Throughout this lesson, you've mastered the creation of bubble charts using Plotly Express and Plotly Graph Objects, learning to visualize relationships between three variables simultaneously. You've practiced transforming scatterplots into bubble charts by mapping a variable to the `size` aesthetic, adjusting transparency (`opacity`) and maximum bubble size (`size_max`) for clarity, and adding labels to highlight key data points. Remember, while bubble charts can be powerful for showing an additional dimension of data, they're most effective when used judiciously - when the relationships between all three variables tell a compelling story and the chart doesn't become too cluttered. Going forward, consider how bubble charts might reveal hidden patterns in your datasets, but always balance their complexity with the clarity of your message.

## Terms to Know

- **Bubble chart**: A variation of a scatterplot where data points are represented by circles (bubbles) whose sizes correspond to a third numerical variable.

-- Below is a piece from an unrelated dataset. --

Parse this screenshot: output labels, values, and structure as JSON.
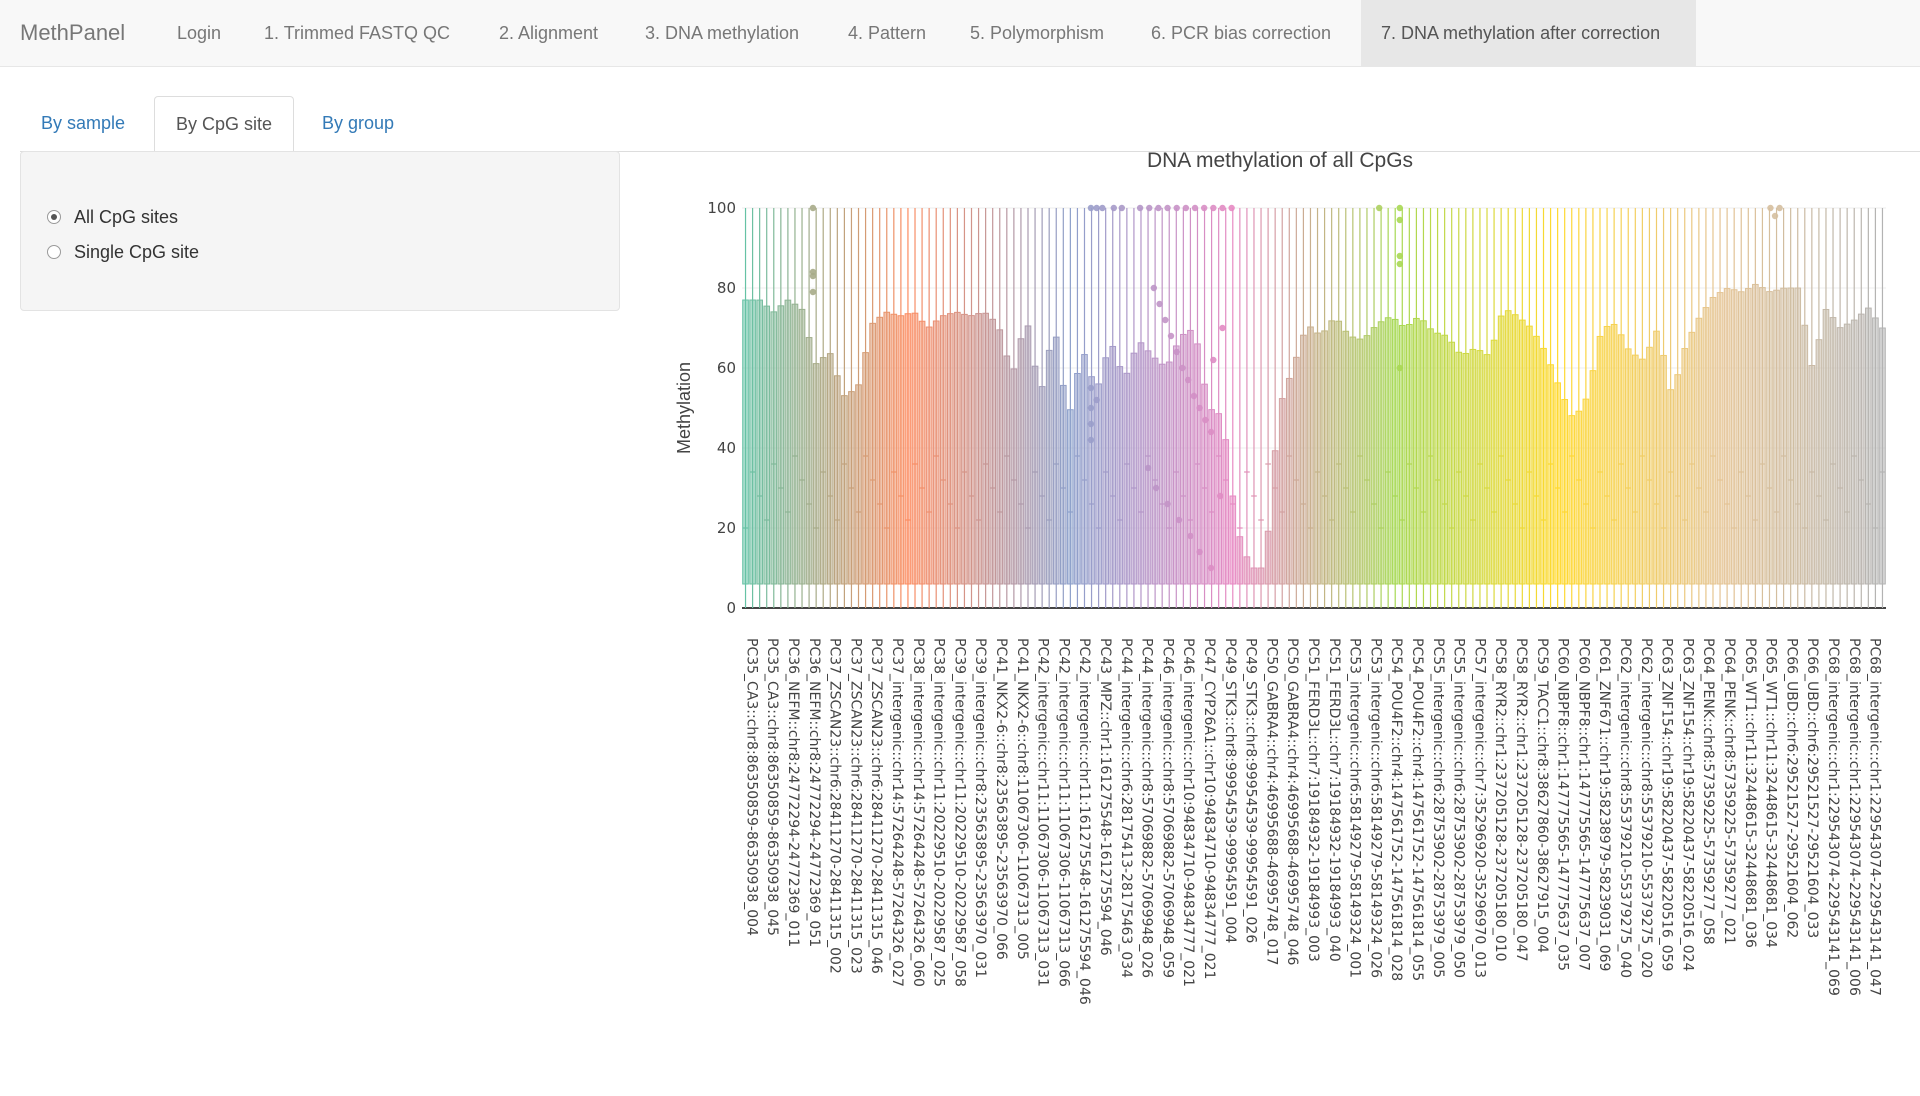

- **`px.scatter()`**: The Plotly Express function used to create scatterplots and bubble charts (by utilizing the `size` argument).
- **`size` argument (in `px.scatter`)**: Maps a numerical column to the size of the markers, creating a bubble chart.
- **`opacity` argument (in `px.scatter`)**: Controls the transparency of the markers (0.0 fully transparent, 1.0 fully opaque).
- **`size_max` argument (in `px.scatter`)**: Sets the maximum diameter (in pixels) for the largest bubble in the chart.
- **`go.Scatter()`**: A trace type from `plotly.graph_objects` that can be used to add more customized layers, like highlighted bubbles with text, to a figure.
- **`text` argument (in `go.Scatter` or `px.scatter`)**: Used to specify text labels for data points.
- **`mode='markers+text'`**: A mode for `go.Scatter` traces to display both markers and their associated text labels.